Failing Forward: A Clinical Reframe
In therapy, we often use the phrase failing forward. It means that the setback isn’t the opposite of progress. It’s part of it. This trip reminded me of that.
There were moments of nourishment, connection, laughter, and awe. But there were also lonely and compulsive moments when I slipped into old habits. But here’s the difference: I didn’t stay there. I noticed, got honest, and picked myself back up with greater ease than I used to. That’s what growth looks like in the real world. That’s the quiet miracle we don’t give ourselves enough credit for.
Emotional Minimalism: What I Didn’t Bring Home
One of the themes I return to often is emotional minimalism, which is the idea of clearing out the inner clutter that keeps us stuck in cycles of shame, fear, comparison, and distraction. We declutter our homes, but rarely examine the narratives and inherited beliefs weighing us down.
Somewhere between the beaches of Antibes and the streets of Barcelona, I realized how much fear I’ve been dragging behind me. Fear of aging alone and time running out. But I decided to leave some of it there. That’s the beauty of reframing and release.

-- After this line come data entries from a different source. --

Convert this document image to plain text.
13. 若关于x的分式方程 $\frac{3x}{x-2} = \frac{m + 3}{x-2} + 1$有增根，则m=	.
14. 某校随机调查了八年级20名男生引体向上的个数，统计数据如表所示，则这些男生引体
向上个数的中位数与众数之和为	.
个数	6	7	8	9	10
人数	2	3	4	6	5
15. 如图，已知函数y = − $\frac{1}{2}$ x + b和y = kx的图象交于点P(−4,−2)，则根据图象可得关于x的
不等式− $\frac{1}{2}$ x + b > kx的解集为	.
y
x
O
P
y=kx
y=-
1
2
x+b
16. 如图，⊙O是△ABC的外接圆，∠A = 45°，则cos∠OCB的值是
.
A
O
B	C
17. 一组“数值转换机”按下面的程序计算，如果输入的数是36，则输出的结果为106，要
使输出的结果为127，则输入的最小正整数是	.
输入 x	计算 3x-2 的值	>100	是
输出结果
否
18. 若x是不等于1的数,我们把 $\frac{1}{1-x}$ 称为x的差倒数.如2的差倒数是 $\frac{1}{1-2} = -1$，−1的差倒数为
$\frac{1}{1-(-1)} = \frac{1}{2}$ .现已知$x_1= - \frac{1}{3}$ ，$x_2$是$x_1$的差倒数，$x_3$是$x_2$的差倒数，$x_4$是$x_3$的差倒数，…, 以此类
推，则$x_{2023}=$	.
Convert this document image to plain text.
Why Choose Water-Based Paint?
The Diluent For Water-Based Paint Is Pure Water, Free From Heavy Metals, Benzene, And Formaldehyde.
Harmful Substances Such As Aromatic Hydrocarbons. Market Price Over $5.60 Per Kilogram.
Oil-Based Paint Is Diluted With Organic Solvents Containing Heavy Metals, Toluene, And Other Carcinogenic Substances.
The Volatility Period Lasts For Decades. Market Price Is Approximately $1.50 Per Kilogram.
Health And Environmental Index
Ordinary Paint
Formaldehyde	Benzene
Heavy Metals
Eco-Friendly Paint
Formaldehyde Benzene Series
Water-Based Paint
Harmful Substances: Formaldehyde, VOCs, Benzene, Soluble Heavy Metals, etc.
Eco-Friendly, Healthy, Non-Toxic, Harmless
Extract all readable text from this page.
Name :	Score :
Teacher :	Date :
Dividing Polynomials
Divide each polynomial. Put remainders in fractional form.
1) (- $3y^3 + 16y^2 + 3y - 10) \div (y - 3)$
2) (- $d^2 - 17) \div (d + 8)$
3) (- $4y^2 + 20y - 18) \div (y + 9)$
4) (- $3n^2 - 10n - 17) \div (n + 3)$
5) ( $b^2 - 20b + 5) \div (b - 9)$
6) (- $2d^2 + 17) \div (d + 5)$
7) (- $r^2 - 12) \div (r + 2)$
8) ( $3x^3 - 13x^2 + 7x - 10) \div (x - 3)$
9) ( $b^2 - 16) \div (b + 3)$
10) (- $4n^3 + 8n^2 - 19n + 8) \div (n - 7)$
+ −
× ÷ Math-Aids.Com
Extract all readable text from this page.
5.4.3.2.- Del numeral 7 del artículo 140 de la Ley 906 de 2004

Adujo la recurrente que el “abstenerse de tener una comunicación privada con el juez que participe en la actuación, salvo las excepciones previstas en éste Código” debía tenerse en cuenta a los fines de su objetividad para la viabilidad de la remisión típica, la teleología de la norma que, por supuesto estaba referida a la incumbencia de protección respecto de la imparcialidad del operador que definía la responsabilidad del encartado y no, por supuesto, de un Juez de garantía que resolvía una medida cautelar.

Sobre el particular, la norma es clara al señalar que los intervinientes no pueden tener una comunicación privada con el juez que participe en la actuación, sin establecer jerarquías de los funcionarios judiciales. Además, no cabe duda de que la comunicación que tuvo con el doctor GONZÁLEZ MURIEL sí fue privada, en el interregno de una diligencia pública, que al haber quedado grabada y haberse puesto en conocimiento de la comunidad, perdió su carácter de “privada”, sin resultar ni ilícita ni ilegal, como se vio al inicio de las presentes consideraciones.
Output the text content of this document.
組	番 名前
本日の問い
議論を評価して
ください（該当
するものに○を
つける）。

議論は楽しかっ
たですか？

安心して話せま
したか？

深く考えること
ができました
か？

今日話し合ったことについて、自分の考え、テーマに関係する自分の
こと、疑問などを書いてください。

When you unsubscribe from outdated stories and make space for something new to bloom, healing becomes less about fixing and more about letting go of what no longer fits.
To You, If You’re Failing Forward
So yes, wherever you go, there you are. But if you’re willing to be honest with yourself and willing to look at the fall, and not just the landing, you can fail forward.
If you’ve stumbled recently, whether it’s emotionally, spiritually, or physically, you’re not alone. Falling means you’re human. But noticing it, speaking it, and responding with compassion? That’s forward, and that is healing.
Let that be enough for today.
Journaling Prompt:
How can I reframe my outdated idea of failure, and where did I actually fail forward this week?